Sister blog of Physicists of the Caribbean. Shorter, more focused posts specialising in astronomy and data visualisation.

Friday, 11 October 2019

Pretty things are pretty

Time for some more pretty pictures of hydrogen....

It's proving surprisingly difficult to convince people that some streams I've found in the Virgo cluster radio data are real. So to settle the matter once and for all, I've resorted to creating synthetic galaxies and adding fake streams and noise extracted from real data. Then I blindly search the data, labelling what I think looks like a stream and what doesn't. Since I don't know in advance which galaxies have streams or not, this should be a good way to quantify very rigorously how many false positives can occur just due to the noise, as well as measuring how many of the known fake streams would actually be detected by the search technique.

Each of these 100 pillars is a synthetic galaxy, with the vertical axis being velocity.
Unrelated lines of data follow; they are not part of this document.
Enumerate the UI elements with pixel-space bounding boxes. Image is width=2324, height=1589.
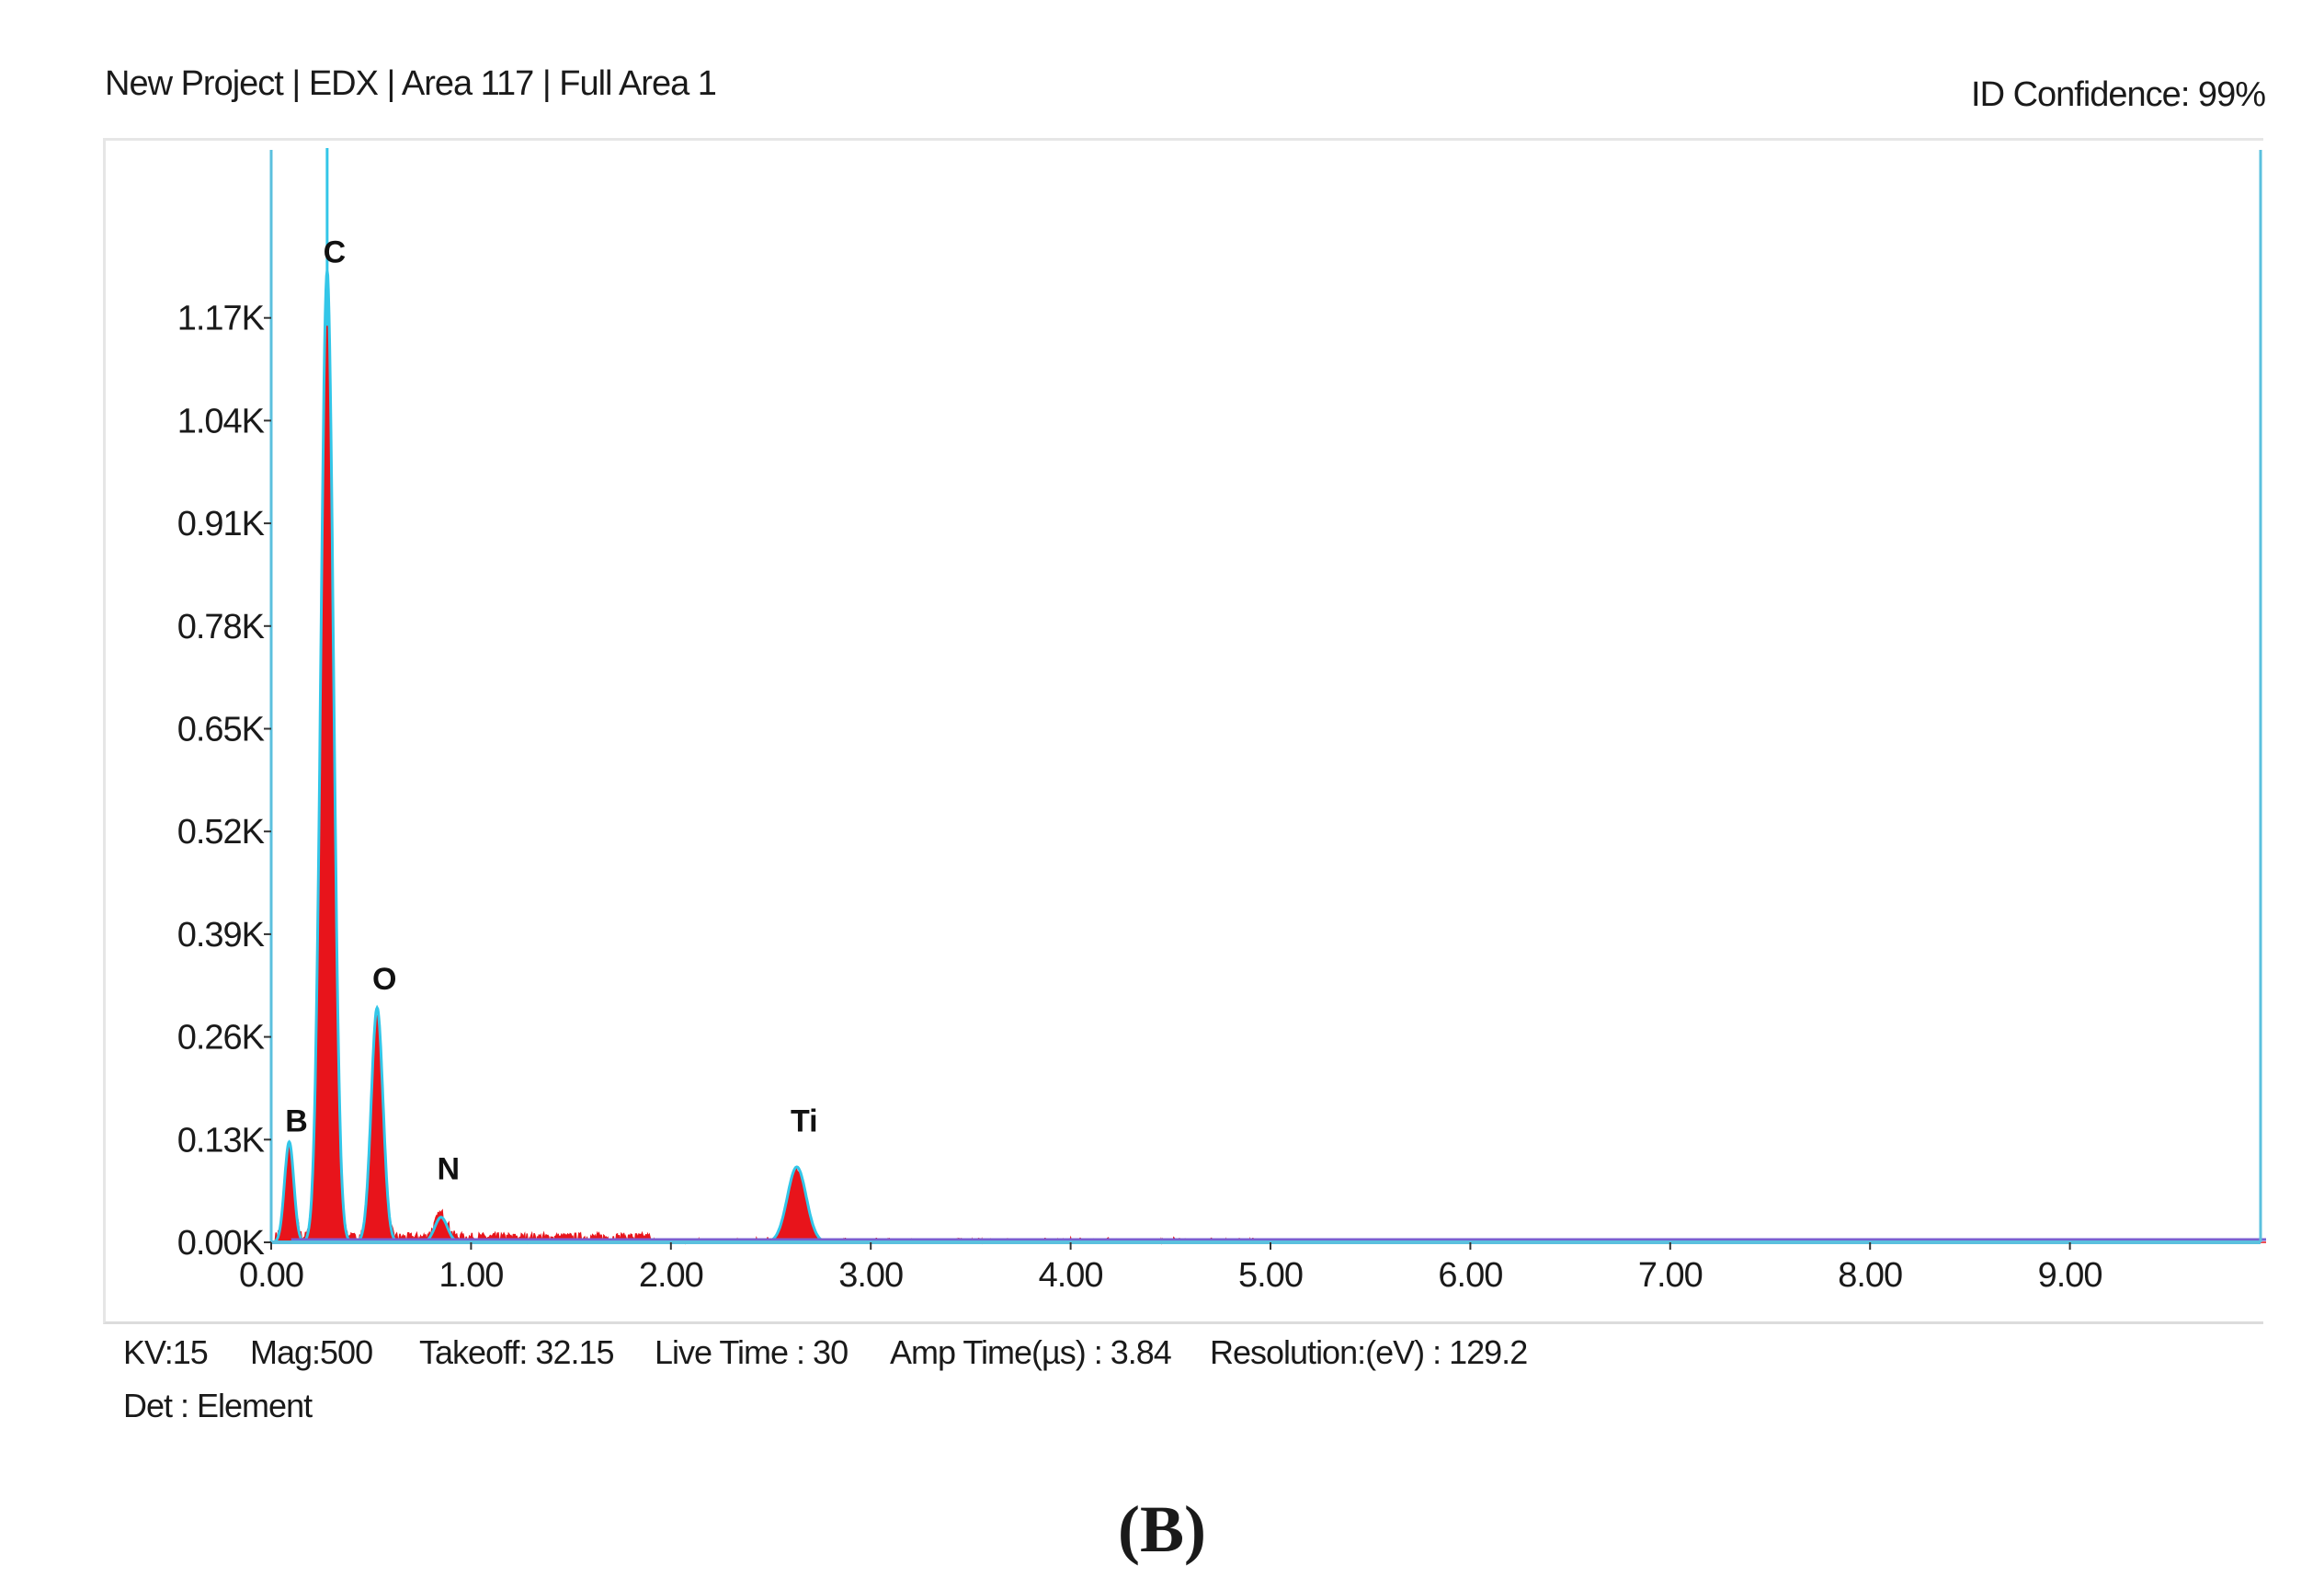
fit-line-o — [353, 1004, 401, 1244]
x-tick-label: 1.00 — [439, 1256, 503, 1295]
spectrum-header-title: New Project | EDX | Area 117 | Full Area… — [105, 64, 717, 103]
panel-label: (B) — [1118, 1492, 1206, 1566]
peak-label-n: N — [438, 1151, 461, 1186]
footer-resolution: Resolution:(eV) : 129.2 — [1210, 1333, 1528, 1371]
footer-detector: Det : Element — [123, 1387, 313, 1424]
spectrum-area — [274, 321, 2266, 1245]
peak-label-c: C — [324, 235, 347, 270]
y-tick-label: 0.78K — [177, 608, 265, 646]
plot-frame: 0.00K 0.13K 0.26K 0.39K 0.52K 0.65K 0.78K 0.91K… — [103, 138, 2266, 1324]
y-tick-label: 0.39K — [177, 916, 265, 955]
x-tick-label: 9.00 — [2038, 1256, 2102, 1295]
y-tick-label: 0.13K — [177, 1121, 265, 1160]
peak-label-b: B — [285, 1104, 308, 1139]
x-tick-label: 2.00 — [639, 1256, 703, 1295]
y-tick-label: 1.04K — [177, 402, 265, 440]
x-tick-label: 8.00 — [1838, 1256, 1902, 1295]
edx-spectrum-chart: 0.00K 0.13K 0.26K 0.39K 0.52K 0.65K 0.78K 0.91K… — [177, 148, 2266, 1295]
x-tick-label: 5.00 — [1238, 1256, 1303, 1295]
footer-amp-time: Amp Time(µs) : 3.84 — [890, 1333, 1172, 1371]
x-tick-label: 4.00 — [1039, 1256, 1103, 1295]
peak-label-ti: Ti — [791, 1104, 818, 1139]
peak-label-o: O — [372, 962, 396, 997]
x-tick-label: 3.00 — [838, 1256, 903, 1295]
y-tick-label: 0.26K — [177, 1019, 265, 1057]
footer-mag: Mag:500 — [250, 1333, 373, 1371]
footer-live-time: Live Time : 30 — [655, 1333, 849, 1371]
footer-takeoff: Takeoff: 32.15 — [419, 1333, 615, 1371]
y-tick-label: 1.17K — [177, 300, 265, 338]
id-confidence-label: ID Confidence: 99% — [1971, 75, 2266, 114]
y-tick-label: 0.65K — [177, 711, 265, 749]
y-tick-label: 0.52K — [177, 813, 265, 852]
footer-kv: KV:15 — [123, 1333, 209, 1371]
x-tick-label: 7.00 — [1638, 1256, 1703, 1295]
y-tick-label: 0.91K — [177, 505, 265, 543]
x-tick-label: 0.00 — [239, 1256, 303, 1295]
x-tick-label: 6.00 — [1438, 1256, 1502, 1295]
y-tick-label: 0.00K — [177, 1224, 265, 1263]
Each of the "segments" is a contour at a different velocity channel, extended into 3D. Real galaxies would look a bit more complicated than this, but these are good enough to search for features as extended as the ones in the real data. Arranging them into a neat grid makes it easy to search the whole data set very quickly and isn't just for the sake of making something minimalist.


You can't really see the fake extensions from this angle - they're more visible from underneath. This particular data set has a stream in every galaxy, always pointing in the same direction. For the real search I vary the length, angle, brightness, presence, and number of velocity channels of the streams.


These pretty pictures aren't going in the paper - for that, I'm showing a boring but more easily comprehensible 2D plot. They look nice though.